Silicon Valley insiders have revealed that social media companies are deliberately addicting users to their products for financial gain.

This was revealed by former Mozilla and Jawbone employee Aza Raskin on th BBC’s Panorama programme.

“It’s as if they’re taking behavioural cocaine and just sprinkling it all over your interface and that’s the thing that keeps you like coming back and back and back”, he said.

“Behind every screen on your phone, there are generally like literally a thousand engineers that have worked on this thing to try to make it maximally addicting” he added.

In 2006 Mr Raskin, a leading technology engineer himself, designed infinite scroll, one of the features of many apps that is now seen as highly habit-forming. At the time, he was working for Humanized – a computer user-interface consultancy.

 

Infinite scroll allows users to endlessly swipe down through content without clicking.

“If you don’t give your brain time to catch up with your impulses,” Mr Raskin said, “you just keep scrolling.”

He said the innovation kept users looking at their phones far longer than necessary.

Mr Raskin said he had not set out to addict people and now felt guilty about it.

But, he said, many designers were driven to create addictive app features by the business models of the big companies that employed them.

“In order to get the next round of funding, in order to get your stock price up, the amount of time that people spend on your app has to go up,” he said.

“So, when you put that much pressure on that one number, you’re going to start trying to invent new ways of getting people to stay hooked.”

 

 

Lost time

A former Facebook employee made a related point.

“Social media is very similar to a slot machine,” said Sandy Parakilas, who tried to stop using the service after he left the company in 2012.
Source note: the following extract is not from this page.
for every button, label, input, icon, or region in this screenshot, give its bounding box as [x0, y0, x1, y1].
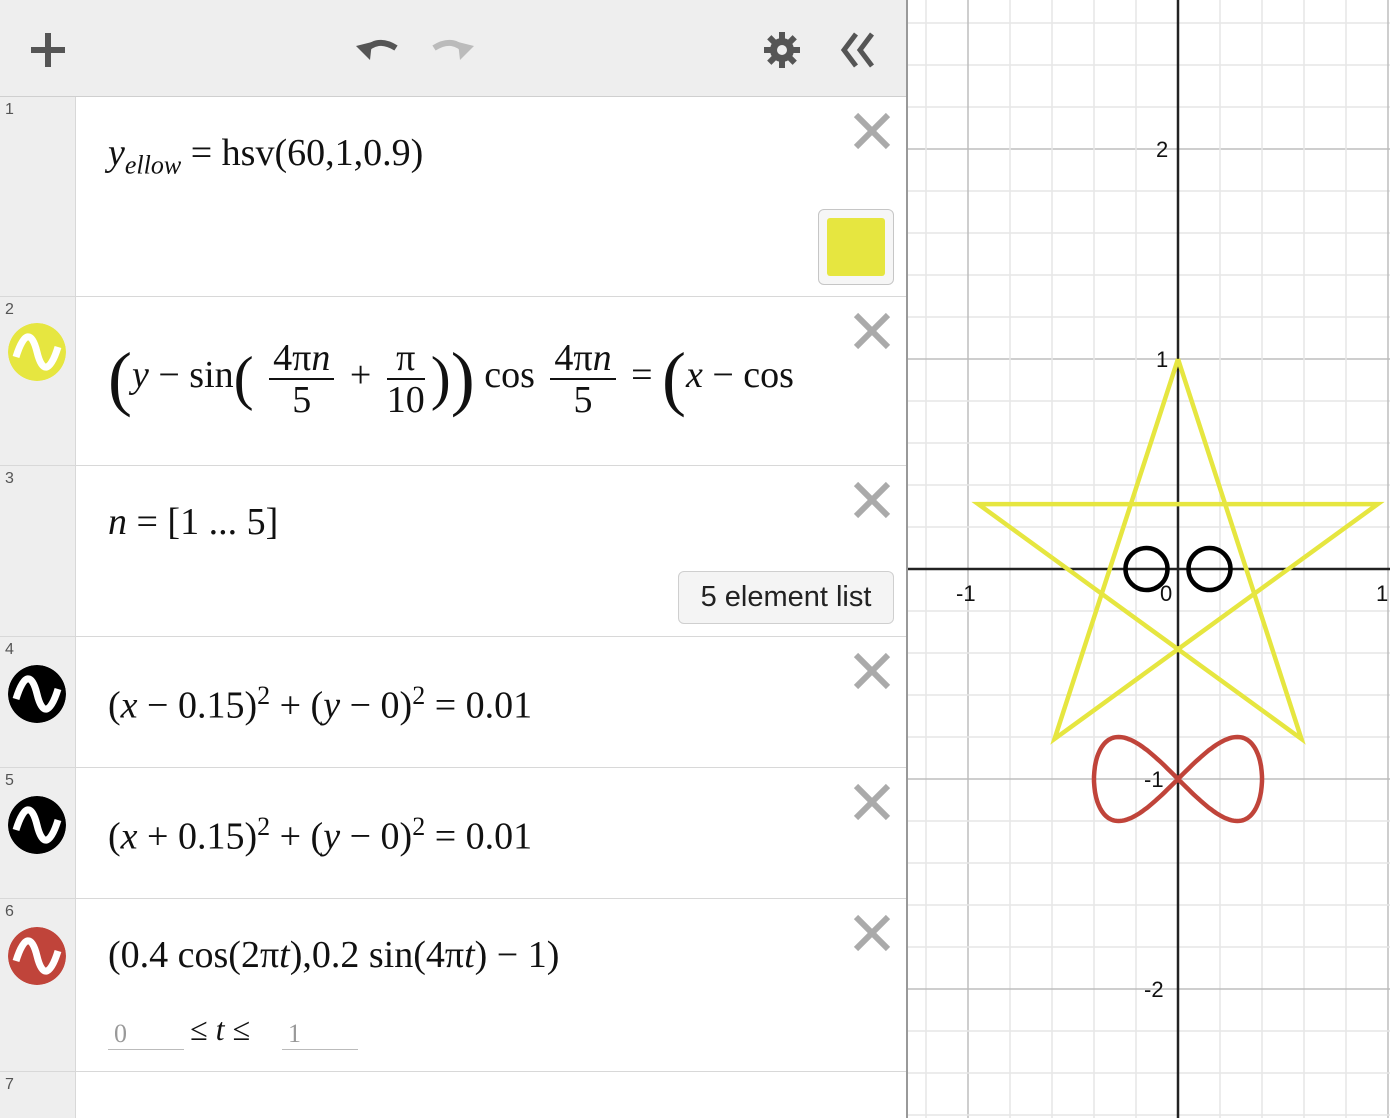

“It literally felt like I was quitting cigarettes.”

During his year and five months at Facebook, he said, others had also recognised this risk.

 

Vulnerable teens

Studies indicate there are links between overusing social media and depression, loneliness and a host of other mental problems.

In Britain, teenagers now spend about an average of 18 hours a week on their phones, much of it using social media.

Ms Pearlman believes youngsters who recognise that social media is problematic for them should also consider steering clear of such apps.

“The first things I would say is for those teenagers to step into a different way of being because with a few leaders, it can help others follow,” she said.

Last year Facebook’s founding president, Sean Parker, said publicly that the company set out to consume as much user time as possible.

He claimed it was “exploiting a vulnerability in human psychology”.